Unless you’ve been living under a fucking rock, you must know that RuPaul’s Drag Race is back, baby. How have we survived nearly a year without our ears enchanted with the sweet sound of Ru’s menacing cackle after each commercial break or our retina’s burned by a clip of a drag queen taping down her junk? I’ll tell you: reruns!
Well, this season the producers played a clever trick on the contestants by dividing them up into two groups of seven and having two premieres with one hopeful getting booted off in each before they’d even all met each other. Okay, to be honest I’m not sure what’s so clever about that, but the words “clever” and “trick” always seem to go together, which is interesting because most of the tricks I’ve met haven’t really been clever at all.
But I digress.
The most interesting part of these introductory episodes was that they both centered on design challenges creating what Ru called “a high-fashion look” out of materials given pretty much at random and then walking the shiny runway in their creations. There were some standouts, like Bianca del Rio’s vintage Hawaiian ensemble, and…uh, well, that was pretty much it. But I wonder how much more innovative these queens could have been had they paid more attention to what was going on amongst the real catwalks of the world.
There were some truly remarkable autumn collections shown in Paris this past week; for instance, including the understated central Asian luxury vibe at Hermès, a Raf Simons collection for Dior that I could finally get behind and an, um, interesting first outing for Nicolas Ghesquiere at Louis Vuitton. (Yeah, I didn’t like it. So shoot me.)
My friend and fellow PFC contributor Scarlett Rouge walked in a Rick Owens show that left behind the increasingly theatrical spectacles of the last couple of years and was incredibly soft and floaty for him. Then Ann Demeulemeester’s first collection without Demeulemeester herself at the helm was dark and deconstructed, timeless and sexy with covetable men’s and women’s looks.
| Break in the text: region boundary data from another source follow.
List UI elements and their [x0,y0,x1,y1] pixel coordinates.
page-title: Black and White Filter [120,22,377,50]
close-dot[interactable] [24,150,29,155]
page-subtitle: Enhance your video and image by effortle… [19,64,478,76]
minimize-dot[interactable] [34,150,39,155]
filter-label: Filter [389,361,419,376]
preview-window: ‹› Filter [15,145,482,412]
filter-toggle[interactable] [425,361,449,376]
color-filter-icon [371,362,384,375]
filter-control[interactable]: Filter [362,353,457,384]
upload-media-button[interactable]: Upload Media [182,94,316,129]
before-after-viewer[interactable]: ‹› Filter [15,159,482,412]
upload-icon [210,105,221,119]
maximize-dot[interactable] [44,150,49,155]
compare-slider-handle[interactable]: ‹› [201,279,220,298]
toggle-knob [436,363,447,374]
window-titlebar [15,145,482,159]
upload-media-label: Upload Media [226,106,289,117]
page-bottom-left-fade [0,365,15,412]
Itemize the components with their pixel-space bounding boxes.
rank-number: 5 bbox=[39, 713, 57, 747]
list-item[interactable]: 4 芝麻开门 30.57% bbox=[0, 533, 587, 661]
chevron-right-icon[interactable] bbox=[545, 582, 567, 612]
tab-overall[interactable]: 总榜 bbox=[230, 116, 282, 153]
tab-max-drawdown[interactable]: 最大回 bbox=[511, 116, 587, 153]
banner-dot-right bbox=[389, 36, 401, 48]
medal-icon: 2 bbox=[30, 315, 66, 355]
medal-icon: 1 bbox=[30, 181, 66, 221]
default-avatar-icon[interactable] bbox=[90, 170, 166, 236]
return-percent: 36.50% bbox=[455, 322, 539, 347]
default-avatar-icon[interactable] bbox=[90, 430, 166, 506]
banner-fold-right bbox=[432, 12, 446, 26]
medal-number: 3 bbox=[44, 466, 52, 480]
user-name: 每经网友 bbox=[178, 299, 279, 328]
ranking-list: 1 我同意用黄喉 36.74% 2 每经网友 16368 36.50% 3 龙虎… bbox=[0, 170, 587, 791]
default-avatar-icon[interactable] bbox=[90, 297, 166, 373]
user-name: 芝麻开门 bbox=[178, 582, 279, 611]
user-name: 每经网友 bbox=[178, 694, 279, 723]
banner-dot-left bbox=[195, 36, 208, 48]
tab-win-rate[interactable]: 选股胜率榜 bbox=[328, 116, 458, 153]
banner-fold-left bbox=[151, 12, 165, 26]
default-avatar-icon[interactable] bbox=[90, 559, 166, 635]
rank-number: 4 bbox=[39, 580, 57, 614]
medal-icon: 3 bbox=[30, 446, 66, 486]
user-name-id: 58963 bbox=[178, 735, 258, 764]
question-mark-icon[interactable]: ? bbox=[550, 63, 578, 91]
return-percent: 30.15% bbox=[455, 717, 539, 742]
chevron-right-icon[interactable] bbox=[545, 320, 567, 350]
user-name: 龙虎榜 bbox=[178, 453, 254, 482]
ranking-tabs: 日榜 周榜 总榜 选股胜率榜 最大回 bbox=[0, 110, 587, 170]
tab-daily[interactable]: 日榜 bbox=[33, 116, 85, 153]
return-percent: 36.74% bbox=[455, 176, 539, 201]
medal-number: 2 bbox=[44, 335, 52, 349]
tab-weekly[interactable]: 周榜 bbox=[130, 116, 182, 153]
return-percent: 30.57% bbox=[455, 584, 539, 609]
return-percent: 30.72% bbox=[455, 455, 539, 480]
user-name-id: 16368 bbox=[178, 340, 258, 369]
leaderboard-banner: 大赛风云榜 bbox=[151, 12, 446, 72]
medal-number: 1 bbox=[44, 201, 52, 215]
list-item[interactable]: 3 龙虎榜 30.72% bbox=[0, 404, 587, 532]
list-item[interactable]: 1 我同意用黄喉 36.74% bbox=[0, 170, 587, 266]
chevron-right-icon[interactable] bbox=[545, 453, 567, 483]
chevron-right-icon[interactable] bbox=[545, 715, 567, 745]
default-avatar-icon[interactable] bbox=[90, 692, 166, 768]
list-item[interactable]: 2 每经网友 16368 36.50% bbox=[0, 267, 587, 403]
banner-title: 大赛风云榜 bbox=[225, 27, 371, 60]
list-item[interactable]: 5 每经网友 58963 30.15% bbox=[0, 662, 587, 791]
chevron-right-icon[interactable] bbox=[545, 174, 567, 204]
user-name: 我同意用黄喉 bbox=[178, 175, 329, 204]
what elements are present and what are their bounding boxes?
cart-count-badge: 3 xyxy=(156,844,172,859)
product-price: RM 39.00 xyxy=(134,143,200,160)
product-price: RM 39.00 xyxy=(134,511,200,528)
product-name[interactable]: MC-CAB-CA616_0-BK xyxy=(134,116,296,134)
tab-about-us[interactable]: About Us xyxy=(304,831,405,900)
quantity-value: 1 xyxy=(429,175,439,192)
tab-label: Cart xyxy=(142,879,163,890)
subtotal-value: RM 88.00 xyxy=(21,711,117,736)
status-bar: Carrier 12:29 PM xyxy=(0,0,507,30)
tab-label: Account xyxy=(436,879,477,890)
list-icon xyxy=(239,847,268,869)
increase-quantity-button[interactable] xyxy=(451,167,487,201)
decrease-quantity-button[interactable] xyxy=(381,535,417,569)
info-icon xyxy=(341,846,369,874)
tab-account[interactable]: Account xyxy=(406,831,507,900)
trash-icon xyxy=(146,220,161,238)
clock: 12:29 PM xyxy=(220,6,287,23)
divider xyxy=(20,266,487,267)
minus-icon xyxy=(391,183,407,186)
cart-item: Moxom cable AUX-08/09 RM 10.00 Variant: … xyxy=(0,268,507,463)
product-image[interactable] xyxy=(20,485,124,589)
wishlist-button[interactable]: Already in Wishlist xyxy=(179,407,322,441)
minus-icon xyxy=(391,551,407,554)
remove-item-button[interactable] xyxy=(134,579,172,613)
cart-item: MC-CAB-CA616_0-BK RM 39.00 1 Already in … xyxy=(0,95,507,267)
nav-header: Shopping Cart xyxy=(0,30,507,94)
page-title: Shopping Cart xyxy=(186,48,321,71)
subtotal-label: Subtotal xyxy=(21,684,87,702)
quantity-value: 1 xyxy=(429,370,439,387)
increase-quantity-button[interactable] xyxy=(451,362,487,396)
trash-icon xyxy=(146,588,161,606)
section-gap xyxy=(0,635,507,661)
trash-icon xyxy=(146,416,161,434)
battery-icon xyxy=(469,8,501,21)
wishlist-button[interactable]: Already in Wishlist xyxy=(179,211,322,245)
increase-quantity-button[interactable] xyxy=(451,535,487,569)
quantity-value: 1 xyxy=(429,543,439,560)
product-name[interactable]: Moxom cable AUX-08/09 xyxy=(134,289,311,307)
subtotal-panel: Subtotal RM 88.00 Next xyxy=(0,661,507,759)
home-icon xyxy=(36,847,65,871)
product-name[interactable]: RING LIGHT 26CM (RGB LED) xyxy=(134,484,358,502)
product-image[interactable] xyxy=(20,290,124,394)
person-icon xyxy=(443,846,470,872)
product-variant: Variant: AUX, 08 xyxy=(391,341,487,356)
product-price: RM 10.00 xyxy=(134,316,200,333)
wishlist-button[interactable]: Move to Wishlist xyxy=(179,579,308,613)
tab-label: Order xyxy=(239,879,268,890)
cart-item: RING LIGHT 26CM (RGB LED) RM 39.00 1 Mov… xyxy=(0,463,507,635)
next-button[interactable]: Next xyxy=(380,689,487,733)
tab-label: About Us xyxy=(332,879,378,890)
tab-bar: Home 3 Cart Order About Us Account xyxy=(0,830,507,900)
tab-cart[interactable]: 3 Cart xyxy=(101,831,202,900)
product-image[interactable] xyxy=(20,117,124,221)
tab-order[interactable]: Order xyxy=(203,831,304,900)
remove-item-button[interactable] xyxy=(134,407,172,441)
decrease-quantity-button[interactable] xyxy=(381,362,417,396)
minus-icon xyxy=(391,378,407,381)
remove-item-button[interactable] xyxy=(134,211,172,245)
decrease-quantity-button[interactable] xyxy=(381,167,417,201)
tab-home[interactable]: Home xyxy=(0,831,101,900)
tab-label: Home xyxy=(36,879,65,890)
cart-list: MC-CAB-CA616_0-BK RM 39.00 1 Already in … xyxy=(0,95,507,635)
For some reason, I was really drawn to these darkly glamorous shows this season. It may be that I’m reacting to so much brightness and manufactured cheeriness in fashion lately that the darkness seems a comfortable retreat. Everything got bigger and bolder and quirkier and just more over the last year or so. Just last season, we had Marc Jacobs’ final Vuitton show, replete with every mechanical gimmick from all his biggest shows of the past on one set; Rick Owens had an Estonian speed metal band strung up by the heels at his men’s show. The models at Givenchy, with weird, brightly colored rosette hairballs on their heads, had to walk an enormous ring of fire while a fat guy in a dress serenaded the crowd. At some point, you just have to say, “Okay, stop with the gimmicks already!”
At Givenchy, Riccardo Tisci finally reigned it in and the result was magnificent. Sexy, nearly sheer long-sleeved dresses of 70s cool that Marissa Berenson might have worn back in the day with perfect knee-length skirts floated down the straight, narrow runway. The balance was struck in big, chunky furs and Helmut Newton-ish sleek suiting and lean coats that made for a beautiful selection. Even the futuristic column gowns in the finale struck the right note.
My favorite, though, was probably Lanvin, which can be hit or miss with the fun details that sometimes cross over into silliness. This season, Mr. Elbaz hit the nail on the head with sculptural-yet-soft, quirky-yet-sophisticated clothes that were everything. He got where to puff out and where to drape closely, creating lovely proportions, and had the best use of the sometimes savage-looking fur touches so far this season. I loved the shimmery black and jewel-toned fabrics that were expertly displayed in the harsh overhead lighting, especially paired with the big hats that were an obvious tribute to that eternal muse of arts and fashion, the eccentric Marchesa Casati. I’m not sure why she wasn’t acknowledged as an inspiration for this collection but, otherwise, well done, little Mr. Elbaz. Well done.